Vulnerable Android ‘Intents’
Researchers were able to demonstrate that an Android application can be hacked by invoking its exposed Activity components by using ‘Intent’.
- In June 2020, researchers were able to hack sensitive data from Android apps via Android’s inter-process communication objects called ‘Intent’.
- Detailed information about any Android Application (including the declared Intents) can be obtained via the file AndroidManifest.xml (an application manifest file). With this, an attacker can obtain information about the series of exported Activities happening within the application.

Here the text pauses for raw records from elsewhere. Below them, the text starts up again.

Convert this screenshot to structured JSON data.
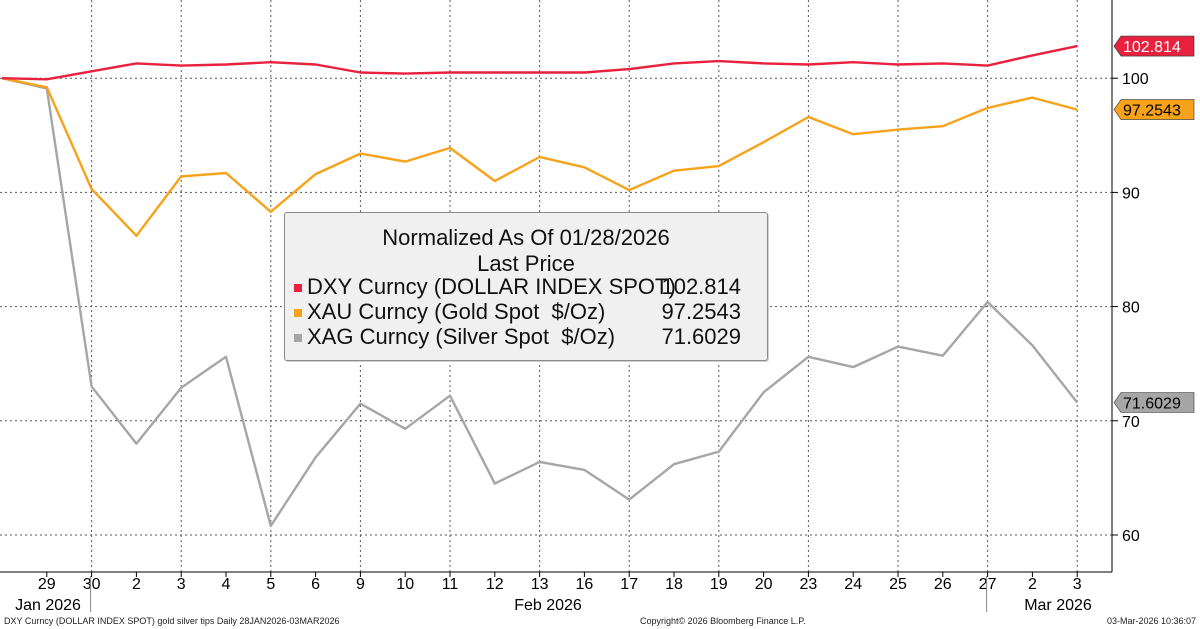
{
  "chart_data": {
    "type": "line",
    "title": "Normalized As Of 01/28/2026",
    "subtitle": "Last Price",
    "x_day_labels": [
      "29",
      "30",
      "2",
      "3",
      "4",
      "5",
      "6",
      "9",
      "10",
      "11",
      "12",
      "13",
      "16",
      "17",
      "18",
      "19",
      "20",
      "23",
      "24",
      "25",
      "26",
      "27",
      "2",
      "3"
    ],
    "x_period_labels": [
      "Jan 2026",
      "Feb 2026",
      "Mar 2026"
    ],
    "ylim": [
      55,
      107
    ],
    "yticks": [
      60,
      70,
      80,
      90,
      100
    ],
    "grid": true,
    "legend_position": "center",
    "series": [
      {
        "name": "DXY Curncy (DOLLAR INDEX SPOT)",
        "color": "#e8213e",
        "last_label": "102.814",
        "values": [
          100.0,
          99.9,
          100.6,
          101.3,
          101.1,
          101.2,
          101.4,
          101.2,
          100.5,
          100.4,
          100.5,
          100.5,
          100.5,
          100.5,
          100.8,
          101.3,
          101.5,
          101.3,
          101.2,
          101.4,
          101.2,
          101.3,
          101.1,
          102.0,
          102.814
        ]
      },
      {
        "name": "XAU Curncy (Gold Spot  $/Oz)",
        "color": "#f7a21b",
        "last_label": "97.2543",
        "values": [
          100.0,
          99.2,
          90.3,
          86.2,
          91.4,
          91.7,
          88.3,
          91.6,
          93.4,
          92.7,
          93.9,
          91.0,
          93.1,
          92.2,
          90.2,
          91.9,
          92.3,
          94.4,
          96.6,
          95.1,
          95.5,
          95.8,
          97.4,
          98.3,
          97.2543
        ]
      },
      {
        "name": "XAG Curncy (Silver Spot  $/Oz)",
        "color": "#a6a6a6",
        "last_label": "71.6029",
        "values": [
          100.0,
          99.1,
          73.0,
          68.0,
          72.9,
          75.6,
          60.8,
          66.8,
          71.5,
          69.3,
          72.2,
          64.5,
          66.4,
          65.7,
          63.1,
          66.2,
          67.3,
          72.5,
          75.6,
          74.7,
          76.5,
          75.7,
          80.4,
          76.6,
          71.6029
        ]
      }
    ]
  },
  "legend": {
    "title": "Normalized As Of 01/28/2026",
    "subtitle": "Last Price",
    "rows": [
      {
        "name": "DXY Curncy (DOLLAR INDEX SPOT)",
        "value": "102.814",
        "color": "#e8213e"
      },
      {
        "name": "XAU Curncy (Gold Spot  $/Oz)",
        "value": "97.2543",
        "color": "#f7a21b"
      },
      {
        "name": "XAG Curncy (Silver Spot  $/Oz)",
        "value": "71.6029",
        "color": "#a6a6a6"
      }
    ]
  },
  "footer": {
    "left": "DXY Curncy (DOLLAR INDEX SPOT) gold silver tips Daily 28JAN2026-03MAR2026",
    "center": "Copyright© 2026 Bloomberg Finance L.P.",
    "right": "03-Mar-2026 10:36:07"
  }
}
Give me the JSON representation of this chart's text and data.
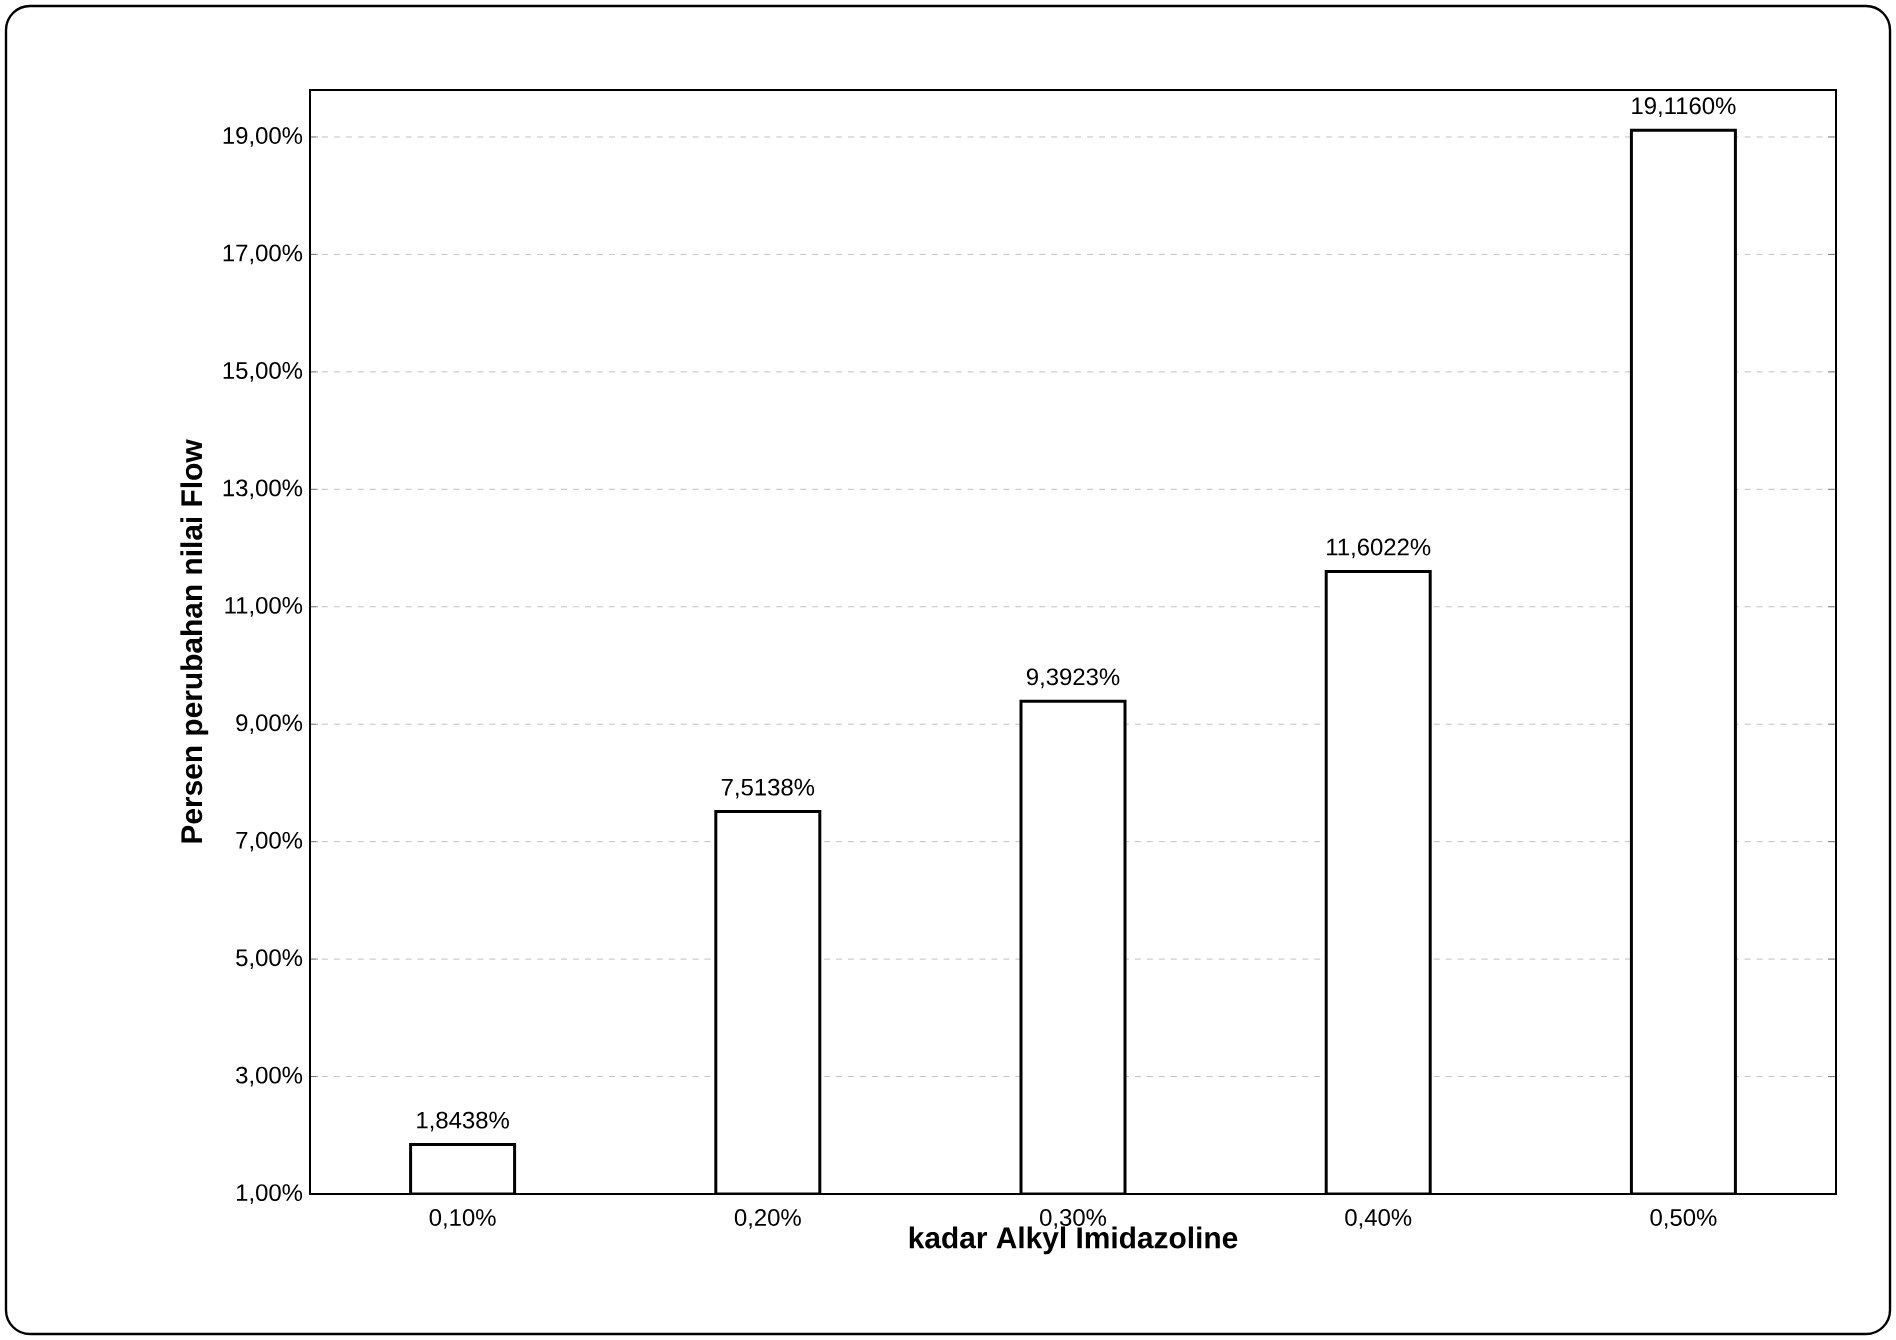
{
  "chart_data": {
    "type": "bar",
    "xlabel": "kadar Alkyl Imidazoline",
    "ylabel": "Persen perubahan nilai Flow",
    "categories": [
      "0,10%",
      "0,20%",
      "0,30%",
      "0,40%",
      "0,50%"
    ],
    "values": [
      1.8438,
      7.5138,
      9.3923,
      11.6022,
      19.116
    ],
    "value_labels": [
      "1,8438%",
      "7,5138%",
      "9,3923%",
      "11,6022%",
      "19,1160%"
    ],
    "color": "#ffffff",
    "ylim": [
      1,
      19.8
    ],
    "yticks": [
      {
        "value": 1,
        "label": "1,00%"
      },
      {
        "value": 3,
        "label": "3,00%"
      },
      {
        "value": 5,
        "label": "5,00%"
      },
      {
        "value": 7,
        "label": "7,00%"
      },
      {
        "value": 9,
        "label": "9,00%"
      },
      {
        "value": 11,
        "label": "11,00%"
      },
      {
        "value": 13,
        "label": "13,00%"
      },
      {
        "value": 15,
        "label": "15,00%"
      },
      {
        "value": 17,
        "label": "17,00%"
      },
      {
        "value": 19,
        "label": "19,00%"
      }
    ],
    "grid": "y"
  }
}
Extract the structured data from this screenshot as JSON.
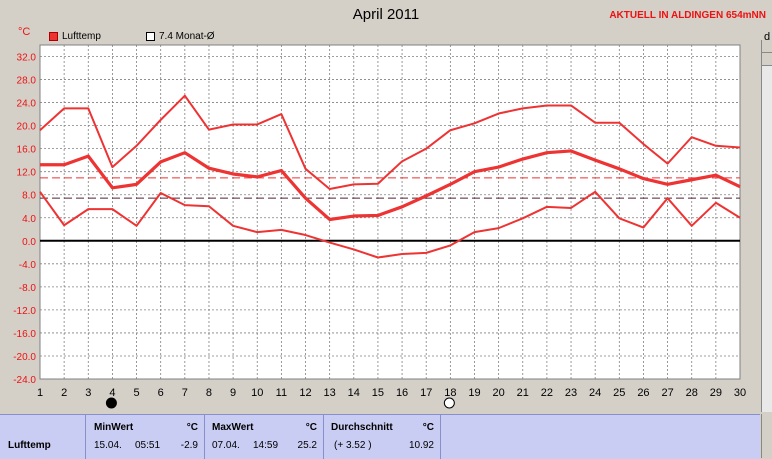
{
  "header": {
    "title": "April 2011",
    "station": "AKTUELL IN ALDINGEN 654mNN",
    "unit": "°C",
    "edge_label": "d"
  },
  "legend": {
    "item1": "Lufttemp",
    "item2": "7.4 Monat-Ø"
  },
  "colors": {
    "series": "#ee3333",
    "zero_line": "#000000",
    "plot_bg": "#ffffff",
    "grid": "#808080",
    "table_bg": "#c9ccf3"
  },
  "chart_data": {
    "type": "line",
    "title": "April 2011",
    "ylabel": "°C",
    "xlim": [
      1,
      30
    ],
    "ylim": [
      -24,
      34
    ],
    "x_ticks": [
      1,
      2,
      3,
      4,
      5,
      6,
      7,
      8,
      9,
      10,
      11,
      12,
      13,
      14,
      15,
      16,
      17,
      18,
      19,
      20,
      21,
      22,
      23,
      24,
      25,
      26,
      27,
      28,
      29,
      30
    ],
    "y_ticks": [
      "32.0",
      "28.0",
      "24.0",
      "20.0",
      "16.0",
      "12.0",
      "8.0",
      "4.0",
      "0.0",
      "-4.0",
      "-8.0",
      "-12.0",
      "-16.0",
      "-20.0",
      "-24.0"
    ],
    "x": [
      1,
      2,
      3,
      4,
      5,
      6,
      7,
      8,
      9,
      10,
      11,
      12,
      13,
      14,
      15,
      16,
      17,
      18,
      19,
      20,
      21,
      22,
      23,
      24,
      25,
      26,
      27,
      28,
      29,
      30
    ],
    "series": [
      {
        "name": "",
        "style": "thin",
        "values": [
          19.2,
          23.0,
          23.0,
          12.8,
          16.5,
          21.0,
          25.2,
          19.3,
          20.2,
          20.2,
          22.0,
          12.5,
          9.0,
          9.8,
          9.9,
          13.8,
          16.0,
          19.2,
          20.4,
          22.1,
          23.0,
          23.5,
          23.5,
          20.5,
          20.5,
          16.8,
          13.4,
          18.0,
          16.5,
          16.2
        ]
      },
      {
        "name": "Lufttemp",
        "style": "thick",
        "values": [
          13.2,
          13.2,
          14.7,
          9.2,
          9.8,
          13.7,
          15.3,
          12.6,
          11.6,
          11.1,
          12.2,
          7.4,
          3.7,
          4.3,
          4.4,
          5.9,
          7.8,
          9.8,
          12.0,
          12.8,
          14.2,
          15.3,
          15.6,
          14.0,
          12.5,
          10.8,
          9.8,
          10.6,
          11.4,
          9.4
        ]
      },
      {
        "name": "",
        "style": "thin",
        "values": [
          8.5,
          2.7,
          5.5,
          5.5,
          2.6,
          8.3,
          6.2,
          6.0,
          2.6,
          1.5,
          1.9,
          1.0,
          -0.3,
          -1.5,
          -2.9,
          -2.3,
          -2.1,
          -0.8,
          1.5,
          2.2,
          3.9,
          5.9,
          5.7,
          8.5,
          3.9,
          2.3,
          7.4,
          2.6,
          6.6,
          4.0
        ]
      }
    ],
    "reference_lines": [
      {
        "label": "7.4 Monat-Ø",
        "value": 7.4,
        "style": "dashed-dark"
      },
      {
        "name": "",
        "value": 10.92,
        "style": "dashed-red"
      }
    ],
    "markers": [
      {
        "x": 4,
        "symbol": "new-moon"
      },
      {
        "x": 18,
        "symbol": "full-moon"
      }
    ],
    "grid": true
  },
  "table": {
    "row_label": "Lufttemp",
    "min": {
      "header": "MinWert",
      "unit": "°C",
      "date": "15.04.",
      "time": "05:51",
      "value": "-2.9"
    },
    "max": {
      "header": "MaxWert",
      "unit": "°C",
      "date": "07.04.",
      "time": "14:59",
      "value": "25.2"
    },
    "avg": {
      "header": "Durchschnitt",
      "unit": "°C",
      "deviation": "(+ 3.52 )",
      "value": "10.92"
    }
  }
}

- After knowing about the exported Activities, it is possible to send an ‘Intent’ to the exposed 'Activity' components (by using a root ADB shell), which would bypass the authentication requirements, thus leading to authentication bypass attacks.
Other ‘Intent’ flaws
There have been several occasions when bugs were found in Android app ‘Intent’.
- In November 2018, a flaw, tracked as CVE-2018-9581, was identified in Android app ‘Intents’, which could allow an attacker with physical proximity to a WiFi router to track the location of users within the router’s range.
- In August 2018, an API-breaking bug, CVE-2018-9489, was discovered in the Android app ‘Intents’, that could allow cyberattackers to covertly capture Wi-Fi broadcast data in order to track users.
According to some experts, applications should be developed using only export components, that are required to be exposed to other applications. These will help reduce the number of ‘Activities’ exposed in the application’s manifest file. Also, there must be a validation of all data received by the ‘Intents’ when communicating with other applications.